Lilian Doan Davis, Polsinelli PC, The National Law Review; Who Owns AI-Generated Content? Human Authorship Still Controls, and Documenting the Creation Process Is Critical
"Practical Steps Companies Should Consider Now
Businesses using generative AI should consider a few immediate steps:
- Document human creative input. Preserve drafts, edits, source files and records showing who selected, arranged, revised or transformed AI outputs.
- Do not assume prompting establishes ownership. Prompt logs may help show process, but they are not a substitute for evidence of human-authored expression.
- Be precise in registration strategy. Applicants should disclose AI-generated material where required, identify the human author’s contribution and claim only the human-authored portions.

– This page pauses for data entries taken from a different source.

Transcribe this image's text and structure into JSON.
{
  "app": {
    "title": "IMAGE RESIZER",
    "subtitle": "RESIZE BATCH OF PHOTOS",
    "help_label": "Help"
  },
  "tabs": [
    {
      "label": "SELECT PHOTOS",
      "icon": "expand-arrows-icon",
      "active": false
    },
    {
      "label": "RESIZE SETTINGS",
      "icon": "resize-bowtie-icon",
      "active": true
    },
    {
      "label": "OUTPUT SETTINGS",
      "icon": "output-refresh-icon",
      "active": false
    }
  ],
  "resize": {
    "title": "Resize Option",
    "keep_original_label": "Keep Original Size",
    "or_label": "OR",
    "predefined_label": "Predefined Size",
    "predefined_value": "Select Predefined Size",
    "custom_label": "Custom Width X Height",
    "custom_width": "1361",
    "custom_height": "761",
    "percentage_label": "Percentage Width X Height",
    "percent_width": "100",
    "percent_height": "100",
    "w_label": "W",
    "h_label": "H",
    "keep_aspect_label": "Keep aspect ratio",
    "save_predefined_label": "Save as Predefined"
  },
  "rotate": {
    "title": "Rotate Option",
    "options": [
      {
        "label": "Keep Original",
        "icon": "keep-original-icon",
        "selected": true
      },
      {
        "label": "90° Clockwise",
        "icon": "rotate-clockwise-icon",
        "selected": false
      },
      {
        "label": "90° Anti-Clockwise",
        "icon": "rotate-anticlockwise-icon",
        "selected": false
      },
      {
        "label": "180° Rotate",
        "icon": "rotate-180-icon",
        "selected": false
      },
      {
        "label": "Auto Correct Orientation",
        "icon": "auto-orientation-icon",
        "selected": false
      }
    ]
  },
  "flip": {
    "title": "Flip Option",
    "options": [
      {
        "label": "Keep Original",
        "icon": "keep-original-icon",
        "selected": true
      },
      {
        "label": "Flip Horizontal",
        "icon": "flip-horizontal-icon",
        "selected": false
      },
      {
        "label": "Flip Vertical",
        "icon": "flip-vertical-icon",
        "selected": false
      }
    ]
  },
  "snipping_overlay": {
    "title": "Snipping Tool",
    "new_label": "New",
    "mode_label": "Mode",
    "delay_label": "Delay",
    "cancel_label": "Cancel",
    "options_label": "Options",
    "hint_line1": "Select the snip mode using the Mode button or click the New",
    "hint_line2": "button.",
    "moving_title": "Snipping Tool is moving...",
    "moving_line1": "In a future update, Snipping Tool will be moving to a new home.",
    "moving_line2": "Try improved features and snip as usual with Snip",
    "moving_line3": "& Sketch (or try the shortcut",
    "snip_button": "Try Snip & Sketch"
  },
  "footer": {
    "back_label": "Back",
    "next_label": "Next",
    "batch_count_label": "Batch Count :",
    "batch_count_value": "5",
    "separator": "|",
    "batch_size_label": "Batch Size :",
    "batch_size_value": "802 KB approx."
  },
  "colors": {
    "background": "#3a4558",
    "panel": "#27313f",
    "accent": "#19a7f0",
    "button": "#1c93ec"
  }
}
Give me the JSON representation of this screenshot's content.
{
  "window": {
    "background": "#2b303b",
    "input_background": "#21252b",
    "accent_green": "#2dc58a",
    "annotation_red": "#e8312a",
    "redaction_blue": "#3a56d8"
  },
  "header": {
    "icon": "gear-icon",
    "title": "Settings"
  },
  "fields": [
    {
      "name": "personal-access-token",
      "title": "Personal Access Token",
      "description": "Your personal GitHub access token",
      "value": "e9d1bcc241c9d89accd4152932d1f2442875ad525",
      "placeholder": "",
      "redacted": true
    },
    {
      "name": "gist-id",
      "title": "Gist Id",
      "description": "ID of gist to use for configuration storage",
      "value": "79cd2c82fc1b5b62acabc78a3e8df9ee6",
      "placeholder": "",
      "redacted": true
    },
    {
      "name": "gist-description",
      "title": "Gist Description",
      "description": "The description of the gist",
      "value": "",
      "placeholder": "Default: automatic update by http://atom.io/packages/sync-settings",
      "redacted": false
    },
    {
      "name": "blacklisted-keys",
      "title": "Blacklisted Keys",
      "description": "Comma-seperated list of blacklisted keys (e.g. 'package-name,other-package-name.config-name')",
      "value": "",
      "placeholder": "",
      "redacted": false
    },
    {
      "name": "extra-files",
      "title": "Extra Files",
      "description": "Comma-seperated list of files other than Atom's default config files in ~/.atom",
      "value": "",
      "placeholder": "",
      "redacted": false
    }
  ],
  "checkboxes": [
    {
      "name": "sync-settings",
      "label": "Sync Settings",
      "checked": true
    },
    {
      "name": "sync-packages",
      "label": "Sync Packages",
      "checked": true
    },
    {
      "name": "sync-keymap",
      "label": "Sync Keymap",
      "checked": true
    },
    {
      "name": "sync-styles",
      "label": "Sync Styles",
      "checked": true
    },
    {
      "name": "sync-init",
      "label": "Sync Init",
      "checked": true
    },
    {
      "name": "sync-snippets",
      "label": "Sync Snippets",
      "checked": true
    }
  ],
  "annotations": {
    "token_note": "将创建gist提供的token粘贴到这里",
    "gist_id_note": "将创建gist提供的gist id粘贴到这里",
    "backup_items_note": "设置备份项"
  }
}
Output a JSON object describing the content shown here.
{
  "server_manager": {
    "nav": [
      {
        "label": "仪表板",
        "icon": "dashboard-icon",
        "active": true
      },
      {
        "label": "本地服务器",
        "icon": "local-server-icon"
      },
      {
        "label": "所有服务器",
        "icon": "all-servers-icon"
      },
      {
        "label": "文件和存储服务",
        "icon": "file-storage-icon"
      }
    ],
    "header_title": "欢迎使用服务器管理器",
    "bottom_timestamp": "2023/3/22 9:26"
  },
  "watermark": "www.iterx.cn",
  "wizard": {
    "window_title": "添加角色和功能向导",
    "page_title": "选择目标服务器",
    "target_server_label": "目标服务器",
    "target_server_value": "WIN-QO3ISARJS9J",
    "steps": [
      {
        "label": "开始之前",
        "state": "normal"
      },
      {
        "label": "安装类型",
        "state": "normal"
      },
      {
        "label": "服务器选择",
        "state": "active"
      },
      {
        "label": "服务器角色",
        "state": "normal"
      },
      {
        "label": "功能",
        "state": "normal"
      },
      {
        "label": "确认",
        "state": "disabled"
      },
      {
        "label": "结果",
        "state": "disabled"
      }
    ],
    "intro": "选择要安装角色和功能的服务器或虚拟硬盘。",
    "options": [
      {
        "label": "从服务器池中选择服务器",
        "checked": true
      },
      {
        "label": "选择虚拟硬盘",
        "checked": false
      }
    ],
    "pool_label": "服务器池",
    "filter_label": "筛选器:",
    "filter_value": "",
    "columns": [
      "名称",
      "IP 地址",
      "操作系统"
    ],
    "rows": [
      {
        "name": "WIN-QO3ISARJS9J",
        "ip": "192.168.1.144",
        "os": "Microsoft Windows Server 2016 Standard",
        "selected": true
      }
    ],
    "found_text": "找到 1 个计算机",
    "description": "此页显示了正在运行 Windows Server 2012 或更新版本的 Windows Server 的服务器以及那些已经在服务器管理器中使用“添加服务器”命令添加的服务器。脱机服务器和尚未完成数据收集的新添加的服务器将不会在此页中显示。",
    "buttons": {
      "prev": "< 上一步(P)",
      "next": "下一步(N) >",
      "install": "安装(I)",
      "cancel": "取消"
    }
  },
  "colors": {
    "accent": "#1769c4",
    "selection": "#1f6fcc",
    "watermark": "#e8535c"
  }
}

- Revisit contracts and internal policies. Vendor agreements, employee policies and content-development protocols should not assume that all AI-assisted output is fully protectable or exclusively owned in the same way as traditionally authored material.
Bottom Line
The law remains grounded in conventional copyright principles. The Copyright Office’s recent guidance and the D.C. Circuit’s decision in Thaler point in the same direction: copyright protection still turns on human authorship, even when AI is part of the process.
For businesses, the practical implication is not simply that some AI-generated works may be unprotectable. It is that ownership, registration and enforcement may depend on whether the company can later show what a human author actually contributed. In that sense, AI governance is also evidence governance."